Recently I read an article about a shopping center and change.
A shopping center has existed at this particular spot for at least forty years. I used to live close to this center and shopped there often. Over the years the center became old; the stores that were there closed and nothing reopened. The center was slowly wasting away.
New developers bought the center, tore down the existing buildings and constructed a new “village” of up-scale shops and restaurants. Tenants came back. New leases were signed.
I doubt that any of the new tenants were concerned about whether moving to this vibrant new center was a move they would later regret. Customers would come to the restaurants and while waiting for a table to become available would wander the village and spend money in the specialty shops. The original developers sold the center to a new entity and things changed. The new owners weren’t responsive to the tenants. Common Area Maintenance or “CAM” charges that were part of every tenants lease suddenly soared, increasing the cost of rent. Anyone who had a lease term ending but who had not built in renewal options at a specific rental rate found demands for much higher rent.

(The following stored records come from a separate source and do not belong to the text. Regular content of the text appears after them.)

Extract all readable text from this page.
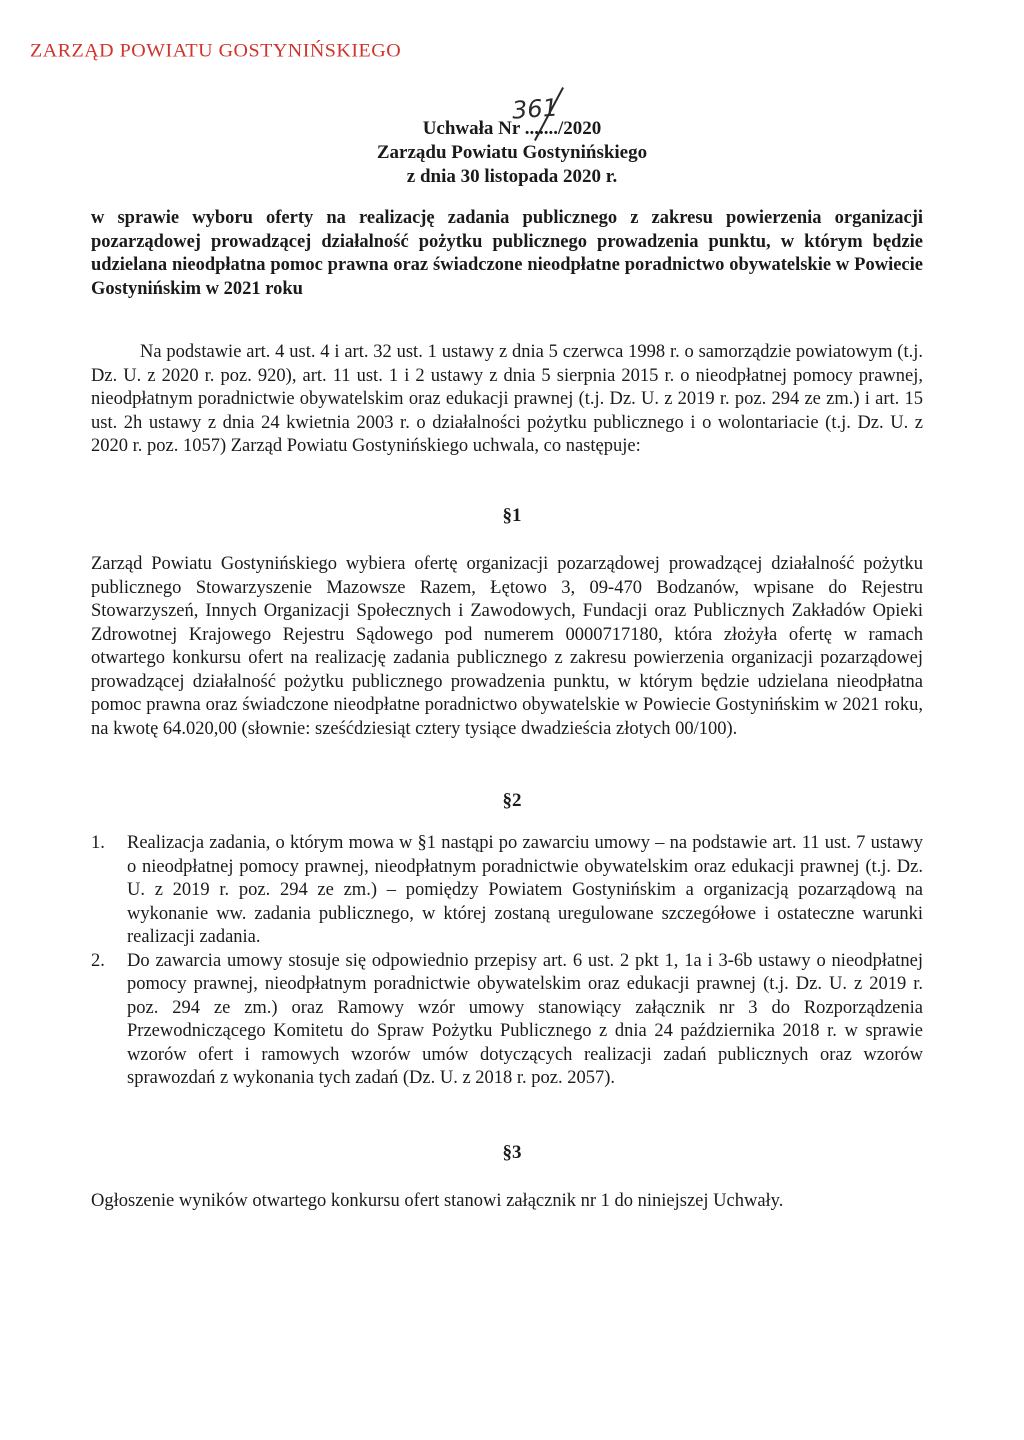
ZARZĄD POWIATU GOSTYNIŃSKIEGO
361
Uchwała Nr ......./2020
Zarządu Powiatu Gostynińskiego
z dnia 30 listopada 2020 r.
w sprawie wyboru oferty na realizację zadania publicznego z zakresu powierzenia organizacji pozarządowej prowadzącej działalność pożytku publicznego prowadzenia punktu, w którym będzie udzielana nieodpłatna pomoc prawna oraz świadczone nieodpłatne poradnictwo obywatelskie w Powiecie Gostynińskim w 2021 roku
Na podstawie art. 4 ust. 4 i art. 32 ust. 1 ustawy z dnia 5 czerwca 1998 r. o samorządzie powiatowym (t.j. Dz. U. z 2020 r. poz. 920), art. 11 ust. 1 i 2 ustawy z dnia 5 sierpnia 2015 r. o nieodpłatnej pomocy prawnej, nieodpłatnym poradnictwie obywatelskim oraz edukacji prawnej (t.j. Dz. U. z 2019 r. poz. 294 ze zm.) i art. 15 ust. 2h ustawy z dnia 24 kwietnia 2003 r. o działalności pożytku publicznego i o wolontariacie (t.j. Dz. U. z 2020 r. poz. 1057) Zarząd Powiatu Gostynińskiego uchwala, co następuje:
§1
Zarząd Powiatu Gostynińskiego wybiera ofertę organizacji pozarządowej prowadzącej działalność pożytku publicznego Stowarzyszenie Mazowsze Razem, Łętowo 3, 09-470 Bodzanów, wpisane do Rejestru Stowarzyszeń, Innych Organizacji Społecznych i Zawodowych, Fundacji oraz Publicznych Zakładów Opieki Zdrowotnej Krajowego Rejestru Sądowego pod numerem 0000717180, która złożyła ofertę w ramach otwartego konkursu ofert na realizację zadania publicznego z zakresu powierzenia organizacji pozarządowej prowadzącej działalność pożytku publicznego prowadzenia punktu, w którym będzie udzielana nieodpłatna pomoc prawna oraz świadczone nieodpłatne poradnictwo obywatelskie w Powiecie Gostynińskim w 2021 roku, na kwotę 64.020,00 (słownie: sześćdziesiąt cztery tysiące dwadzieścia złotych 00/100).
§2
1. Realizacja zadania, o którym mowa w §1 nastąpi po zawarciu umowy – na podstawie art. 11 ust. 7 ustawy o nieodpłatnej pomocy prawnej, nieodpłatnym poradnictwie obywatelskim oraz edukacji prawnej (t.j. Dz. U. z 2019 r. poz. 294 ze zm.) – pomiędzy Powiatem Gostynińskim a organizacją pozarządową na wykonanie ww. zadania publicznego, w której zostaną uregulowane szczegółowe i ostateczne warunki realizacji zadania.
2. Do zawarcia umowy stosuje się odpowiednio przepisy art. 6 ust. 2 pkt 1, 1a i 3-6b ustawy o nieodpłatnej pomocy prawnej, nieodpłatnym poradnictwie obywatelskim oraz edukacji prawnej (t.j. Dz. U. z 2019 r. poz. 294 ze zm.) oraz Ramowy wzór umowy stanowiący załącznik nr 3 do Rozporządzenia Przewodniczącego Komitetu do Spraw Pożytku Publicznego z dnia 24 października 2018 r. w sprawie wzorów ofert i ramowych wzorów umów dotyczących realizacji zadań publicznych oraz wzorów sprawozdań z wykonania tych zadań (Dz. U. z 2018 r. poz. 2057).
§3
Ogłoszenie wyników otwartego konkursu ofert stanowi załącznik nr 1 do niniejszej Uchwały.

There are three things that these businesses could have done that could blunt these changes. All of them required negotiation before they signed their current leases and in most cases that means having a lawyer review the lease and ask for these changes. The question is how many of them did that? How many thought, the only thing I’m interested in is how much rent do I have to pay right now? I don’t need a lawyer to find that out.
What could they have done?
Have current CAM charges set out specifically and have increases limited.
Have options for additional lease periods with specific rent for each extension to prevent massive rent increases.
Negotiate a buy-out clause which states that for a payment of a fee (e.g. three months’ rent) they can get out of the lease.
Why would the landlord agree to this? Because the landlord is trying to rent the property and wants it filled with particular types of businesses. Like anyone else, the landlord really doesn’t believe that these problems will ever come up so why not agree to these clauses.
The money you spend to have the lease reviewed will be a mere fraction of the money you will save if you need these provisions. The tenants in the center in the news article didn’t think they would need these clauses but now they do and hopefully they have them to fall back on.